По мере того как мой интерес к этому замечательному продукту углублялся, я искал его значение в истории. Там я обнаружил множество фигур и культурных традиций, выходящих за рамки тех, о которых я знал из западной музыки и кино. Я нашел подводку для глаз в пустынях арабского мира и в саваннах Африки, в парикмахерских Ирана и в переулках Киото. Я нашел ее на лицах индийских сказителей, латиноамериканских борцов за свободу и палестинских активистов. Даже арабские поп-артисты, которых я слушала, использовали подводку как инструмент для выражения своей индивидуальности - я считала, что затемненные глаза египетской певицы Руби были особенно смелыми, поскольку они намеренно усиливали ее соблазнительную ауру. И вот я стала чаще пользоваться подводкой, все время опасаясь, что отец заметит это и запретит мне пользоваться косметикой вообще. (Достаточно было того, что я уже дважды проколола уши).
В годы, последовавшие за моим трудным временем в школе, когда я поступила в Американский университет Бейрута, моя младшая, более жесткая и единственная сестра Ясмин побудила меня освоить искусство нанесения более эффектной подводки, научив меня сама, а позже прислав мне обучающие ролики с YouTube.

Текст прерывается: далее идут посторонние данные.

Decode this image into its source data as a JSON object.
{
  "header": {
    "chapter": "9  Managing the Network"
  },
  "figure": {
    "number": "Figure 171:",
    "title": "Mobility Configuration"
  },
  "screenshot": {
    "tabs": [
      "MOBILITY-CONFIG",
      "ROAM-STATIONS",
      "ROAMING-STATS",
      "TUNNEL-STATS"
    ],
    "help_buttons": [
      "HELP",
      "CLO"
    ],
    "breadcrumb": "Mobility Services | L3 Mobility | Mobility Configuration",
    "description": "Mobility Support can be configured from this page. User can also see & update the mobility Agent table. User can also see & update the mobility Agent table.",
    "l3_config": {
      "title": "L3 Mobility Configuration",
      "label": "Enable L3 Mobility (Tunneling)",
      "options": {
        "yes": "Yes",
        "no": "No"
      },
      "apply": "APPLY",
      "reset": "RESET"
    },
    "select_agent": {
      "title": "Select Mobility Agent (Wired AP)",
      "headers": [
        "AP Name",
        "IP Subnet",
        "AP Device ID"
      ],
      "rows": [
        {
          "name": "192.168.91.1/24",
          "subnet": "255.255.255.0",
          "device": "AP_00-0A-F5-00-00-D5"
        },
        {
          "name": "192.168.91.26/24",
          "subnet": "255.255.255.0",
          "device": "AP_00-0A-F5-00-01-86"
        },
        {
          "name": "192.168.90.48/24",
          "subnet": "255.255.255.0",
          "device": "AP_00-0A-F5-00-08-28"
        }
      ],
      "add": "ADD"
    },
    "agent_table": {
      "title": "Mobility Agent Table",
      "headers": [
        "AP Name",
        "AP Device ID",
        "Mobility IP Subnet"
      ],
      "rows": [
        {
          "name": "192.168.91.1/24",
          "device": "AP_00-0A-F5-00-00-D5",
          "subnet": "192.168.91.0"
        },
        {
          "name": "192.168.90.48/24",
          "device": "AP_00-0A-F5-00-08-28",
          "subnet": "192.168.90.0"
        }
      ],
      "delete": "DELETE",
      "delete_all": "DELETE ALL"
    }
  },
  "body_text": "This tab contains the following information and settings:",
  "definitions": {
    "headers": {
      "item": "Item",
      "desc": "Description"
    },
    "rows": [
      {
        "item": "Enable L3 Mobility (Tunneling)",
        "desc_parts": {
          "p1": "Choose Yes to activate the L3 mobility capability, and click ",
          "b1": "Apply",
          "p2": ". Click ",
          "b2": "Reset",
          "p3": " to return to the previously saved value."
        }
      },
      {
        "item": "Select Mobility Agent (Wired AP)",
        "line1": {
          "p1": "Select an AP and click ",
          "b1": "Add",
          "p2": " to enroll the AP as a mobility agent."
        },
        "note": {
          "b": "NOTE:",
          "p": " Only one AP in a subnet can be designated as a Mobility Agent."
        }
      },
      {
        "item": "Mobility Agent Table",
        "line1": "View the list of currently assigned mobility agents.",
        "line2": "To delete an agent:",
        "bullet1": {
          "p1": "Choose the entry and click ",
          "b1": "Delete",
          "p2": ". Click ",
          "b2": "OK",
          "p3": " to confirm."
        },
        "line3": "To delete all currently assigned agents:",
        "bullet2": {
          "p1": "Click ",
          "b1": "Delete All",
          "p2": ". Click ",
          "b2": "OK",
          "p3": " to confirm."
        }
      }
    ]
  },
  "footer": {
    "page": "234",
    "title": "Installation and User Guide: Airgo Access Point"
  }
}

Так я прошла путь от подводки под глазами до полноценного "кошачьего глаза" - чем чернее, тем лучше. На верхние веки я наносила самую дешевую западную жидкую подводку, которую можно было найти в местных аптеках, обычно Maybelline, а по линии глаз - привезенный из Пакистана на сидонские базары кайал Hashmi Kajal. К двадцати годам мое преображение было полным: Я сменила свободную одежду на мини-юбки, учебники по биологии - на Ницше и Эдварда Саида, а выпрямленные волосы - на буфет, который в разные годы был то русым, то черным, то светлым.

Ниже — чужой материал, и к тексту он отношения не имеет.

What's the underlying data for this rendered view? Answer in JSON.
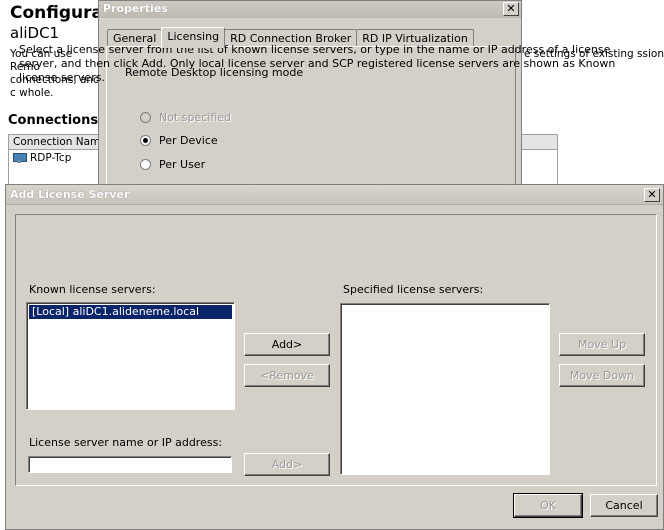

Я создала для себя два мира, которые упорно старалась не столкнуть. В Южном Ливане я была традиционной дочерью своих родителей. Но в Бейруте я экспериментировала со своей внешностью и убеждениями. Время от времени эти два мира просачивались друг в друга: Я забывала снять пирсинг в носу, когда приезжала домой на выходные, или вскользь говорила, что верю в гражданский брак. К этому времени я уже отвергла европоцентристские нормы красоты и приняла подводку для глаз и колер как выражение своей идентичности, в том числе и благодаря Нефертити. Подводка для глаз, казалось, придавала мне ощущение силы, напоминающее власть царицы. Моя религиозная мать была не в восторге от этой физической и интеллектуальной трансформации: однажды она перестала разговаривать со мной на несколько дней после того, как увидела на Facebook мою фотографию в бикини (с тех пор она простила этот проступок). Я была так предана своей подводке, что обходилась без нее только когда возвращалась в Сидон из Бейрута на выходные и когда переживала непростые приступы депрессии.